GMAT : Analysis of An Argument
8. The following appeared in the editorial section of a corporate newsletter.
The common notion that workers are generally apathetic about management issues is false or at least outdated. A recently published survey indicates that 79 percent of the nearly 1,200 workers who responded to survey questionnaires expressed a high level of interest in the topics of corporate restructuring and redesign of benefits programs.
Discuss how well reasoned you find this argument. In your discussion be sure to analyze the line of reasoning and the use of evidence in the argument. For example, you may need to consider what questionable assumptions underline the thinking and what alternative explanations or counterexamples might weaken the conclusion. You can also discuss what sort of evidence would strengthen or refute the argument, what changes in the argument would make it more logically sound and what, if anything, would help you better evaluate in conclusion.
Based upon a survey among workers that indicates a high level of interest in the topics of corporate restructuring and redesign of benefits programs, the author concludes that workers are not apathetic about management issues. Specifically, he argues that since 79 percent of the 1200 workers who responded to the survey expressed interest in these topics, the notion that workers are apathetic about management issues is incorrect. The reasoning in this argument is problematic in several respects.

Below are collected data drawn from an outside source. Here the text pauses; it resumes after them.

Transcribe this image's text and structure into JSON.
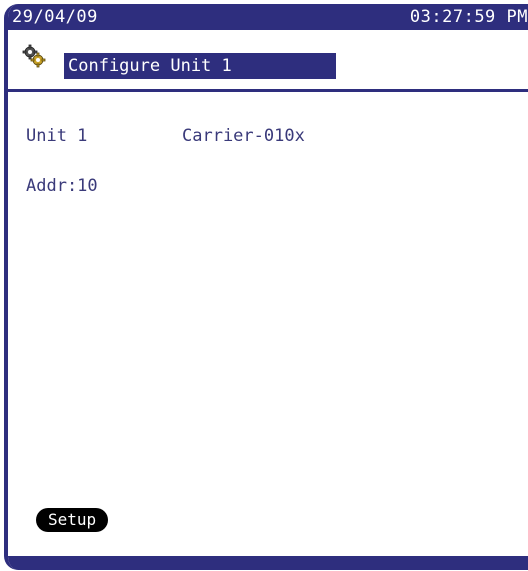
{
  "status_bar": {
    "date": "29/04/09",
    "time": "03:27:59 PM"
  },
  "header": {
    "icon": "gear-icon",
    "title": "Configure Unit 1"
  },
  "content": {
    "unit_label": "Unit 1",
    "unit_name": "Carrier-010x",
    "address": "Addr:10"
  },
  "footer": {
    "setup_label": "Setup"
  },
  "colors": {
    "accent": "#2e2e7e",
    "text": "#3a3a7a",
    "button": "#000000"
  }
}
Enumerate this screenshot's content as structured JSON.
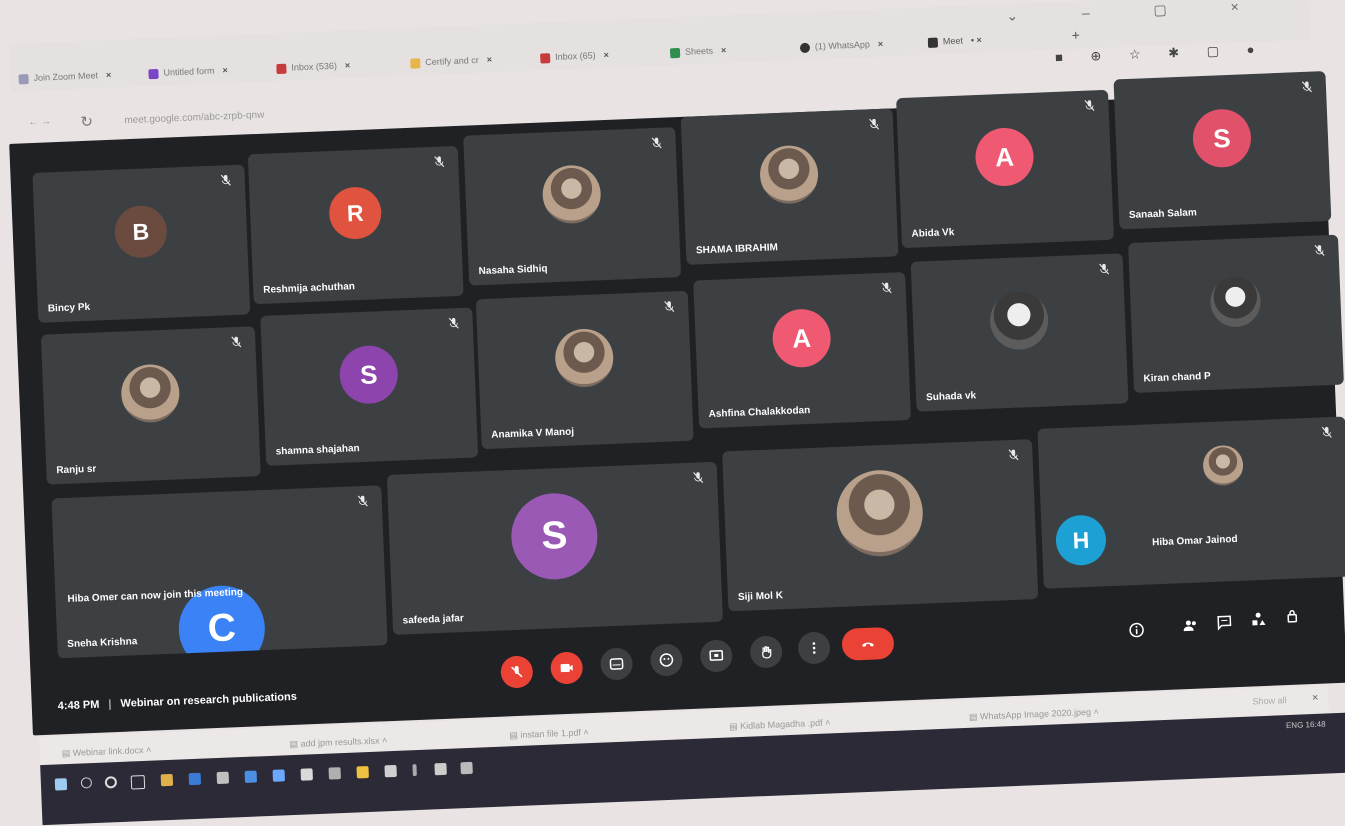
{
  "browser": {
    "tabs": [
      {
        "label": "Join Zoom Meet"
      },
      {
        "label": "Untitled form"
      },
      {
        "label": "Inbox (536)"
      },
      {
        "label": "Certify and cr"
      },
      {
        "label": "Inbox (65)"
      },
      {
        "label": "Sheets"
      },
      {
        "label": "(1) WhatsApp"
      },
      {
        "label": "Meet"
      }
    ],
    "url": "meet.google.com/abc-zrpb-qnw"
  },
  "tiles": [
    {
      "name": "Bincy Pk",
      "initial": "B",
      "color": "#6b4a3f"
    },
    {
      "name": "Reshmija achuthan",
      "initial": "R",
      "color": "#e0543f"
    },
    {
      "name": "Nasaha Sidhiq",
      "initial": "",
      "color": ""
    },
    {
      "name": "SHAMA IBRAHIM",
      "initial": "",
      "color": ""
    },
    {
      "name": "Abida Vk",
      "initial": "A",
      "color": "#ef5a72"
    },
    {
      "name": "Sanaah Salam",
      "initial": "S",
      "color": "#e2516a"
    },
    {
      "name": "Ranju sr",
      "initial": "",
      "color": ""
    },
    {
      "name": "shamna shajahan",
      "initial": "S",
      "color": "#8e44ad"
    },
    {
      "name": "Anamika V Manoj",
      "initial": "",
      "color": ""
    },
    {
      "name": "Ashfina Chalakkodan",
      "initial": "A",
      "color": "#ef5a72"
    },
    {
      "name": "Suhada vk",
      "initial": "",
      "color": ""
    },
    {
      "name": "Kiran chand P",
      "initial": "",
      "color": ""
    },
    {
      "name": "Sneha Krishna",
      "initial": "C",
      "color": "#3b82f6"
    },
    {
      "name": "safeeda jafar",
      "initial": "S",
      "color": "#9b59b6"
    },
    {
      "name": "Siji Mol K",
      "initial": "",
      "color": ""
    },
    {
      "name": "Hiba Omar Jainod",
      "initial": "H",
      "color": "#1da1d4"
    }
  ],
  "notice": "Hiba Omer can now join this meeting",
  "meeting": {
    "time": "4:48 PM",
    "separator": "|",
    "title": "Webinar on research publications"
  },
  "downloads": [
    {
      "label": "Webinar link.docx"
    },
    {
      "label": "add jpm results.xlsx"
    },
    {
      "label": "instan file 1.pdf"
    },
    {
      "label": "Kidlab Magadha .pdf"
    },
    {
      "label": "WhatsApp Image 2020.jpeg"
    }
  ],
  "download_bar": {
    "show_all": "Show all",
    "close": "×"
  },
  "taskbar": {
    "clock": "ENG 16:48"
  },
  "colors": {
    "meet_bg": "#202124",
    "tile_bg": "#3c4043",
    "end_call": "#ea4335"
  }
}
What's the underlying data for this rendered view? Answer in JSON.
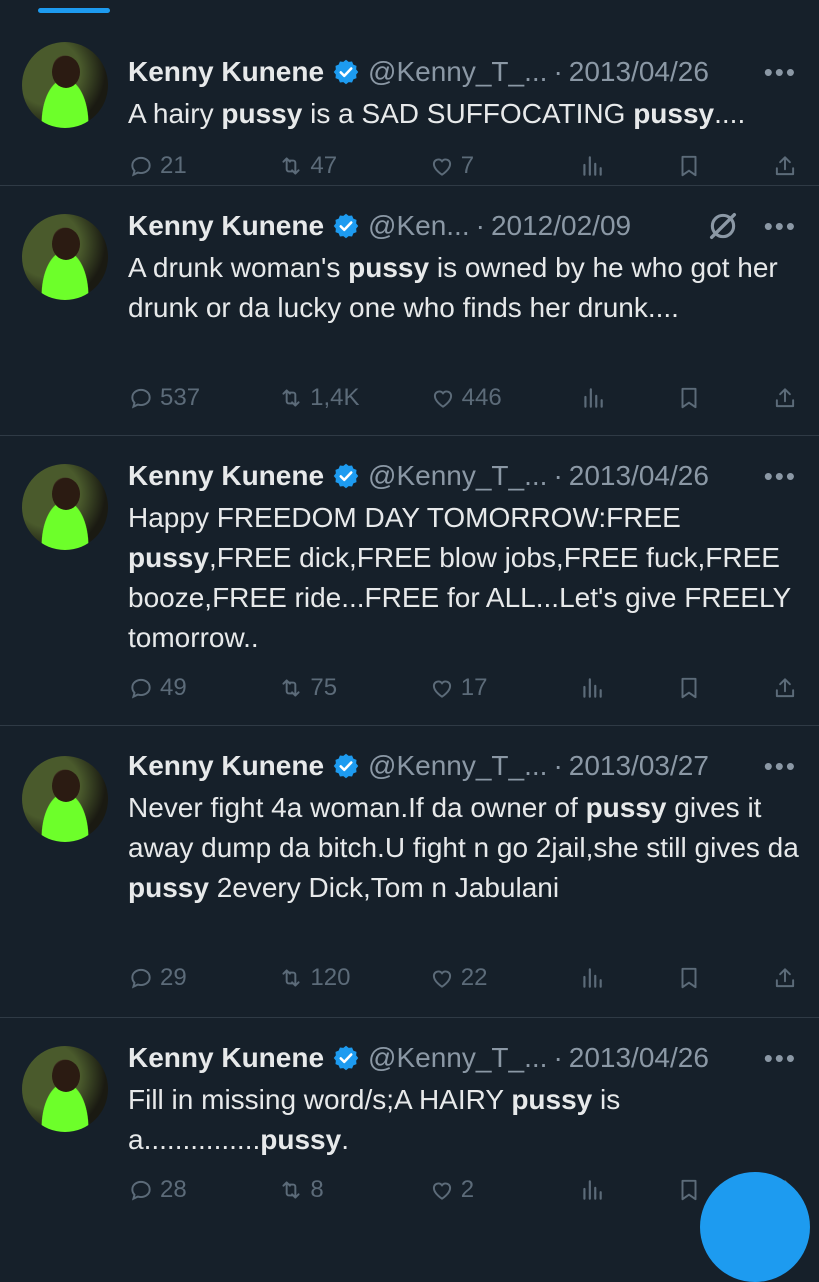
{
  "tweets": [
    {
      "name": "Kenny Kunene",
      "handle": "@Kenny_T_...",
      "date": "2013/04/26",
      "show_grok": false,
      "text_parts": [
        {
          "t": "A hairy ",
          "b": false
        },
        {
          "t": "pussy",
          "b": true
        },
        {
          "t": " is a SAD SUFFOCATING ",
          "b": false
        },
        {
          "t": "pussy",
          "b": true
        },
        {
          "t": "....",
          "b": false
        }
      ],
      "replies": "21",
      "reposts": "47",
      "likes": "7"
    },
    {
      "name": "Kenny Kunene",
      "handle": "@Ken...",
      "date": "2012/02/09",
      "show_grok": true,
      "text_parts": [
        {
          "t": "A drunk woman's ",
          "b": false
        },
        {
          "t": "pussy",
          "b": true
        },
        {
          "t": " is owned by he who got her drunk or da lucky one who finds her drunk....",
          "b": false
        }
      ],
      "replies": "537",
      "reposts": "1,4K",
      "likes": "446"
    },
    {
      "name": "Kenny Kunene",
      "handle": "@Kenny_T_...",
      "date": "2013/04/26",
      "show_grok": false,
      "text_parts": [
        {
          "t": "Happy FREEDOM DAY TOMORROW:FREE ",
          "b": false
        },
        {
          "t": "pussy",
          "b": true
        },
        {
          "t": ",FREE dick,FREE blow jobs,FREE fuck,FREE booze,FREE ride...FREE for ALL...Let's give FREELY tomorrow..",
          "b": false
        }
      ],
      "replies": "49",
      "reposts": "75",
      "likes": "17"
    },
    {
      "name": "Kenny Kunene",
      "handle": "@Kenny_T_...",
      "date": "2013/03/27",
      "show_grok": false,
      "text_parts": [
        {
          "t": "Never fight 4a woman.If da owner of ",
          "b": false
        },
        {
          "t": "pussy",
          "b": true
        },
        {
          "t": " gives it away dump da bitch.U fight n go 2jail,she still gives da ",
          "b": false
        },
        {
          "t": "pussy",
          "b": true
        },
        {
          "t": " 2every Dick,Tom n Jabulani",
          "b": false
        }
      ],
      "replies": "29",
      "reposts": "120",
      "likes": "22"
    },
    {
      "name": "Kenny Kunene",
      "handle": "@Kenny_T_...",
      "date": "2013/04/26",
      "show_grok": false,
      "text_parts": [
        {
          "t": "Fill in missing word/s;A HAIRY ",
          "b": false
        },
        {
          "t": "pussy",
          "b": true
        },
        {
          "t": " is a...............",
          "b": false
        },
        {
          "t": "pussy",
          "b": true
        },
        {
          "t": ".",
          "b": false
        }
      ],
      "replies": "28",
      "reposts": "8",
      "likes": "2"
    }
  ],
  "more_glyph": "•••",
  "colors": {
    "background": "#16202a",
    "accent": "#1d9bf0",
    "muted": "#8b98a5",
    "action": "#5c6b79",
    "text": "#e7e9ea"
  }
}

First, the statistics cited in the editorial may be misleading because the total number of workers employed by the corporation is not specified. For example, if the corporation employs 2000 workers, the fact that 79 percent of the nearly 1200 respondents showed interest in these topics provides strong support for the conclusion. On the other hand, if the corporation employs 200,000 workers, the conclusion is much weaker.
Another problem with the argument is that the respondents' views are not necessarily representative of the views of the work force in general. For example, because the survey has to do with apathy, it makes sense that only less apathetic workers would respond to it, thereby distorting the overall picture of apathy among the work force. Without knowing how the survey was conducted, it is impossible to assess whether or not this is the case.
A third problem with the argument is that it makes a hasty generalization about the types of issues workers are interested in. It accords with common sense that workers would be interested in corporate restructuring and redesign of benefits programs, since these issues affect workers very directly. However, it is unfair to assume that workers would be similarly interested in other management issues - ones that do not affect them or affect them less directly.
In conclusion, this argument is not convincing as it stands.
To strengthen it, the author would have to show that the respondents account for a significant and representative portion of all workers. Additionally, the author must provide evidence of workers' interest other management topics - not just those that affect workers directly.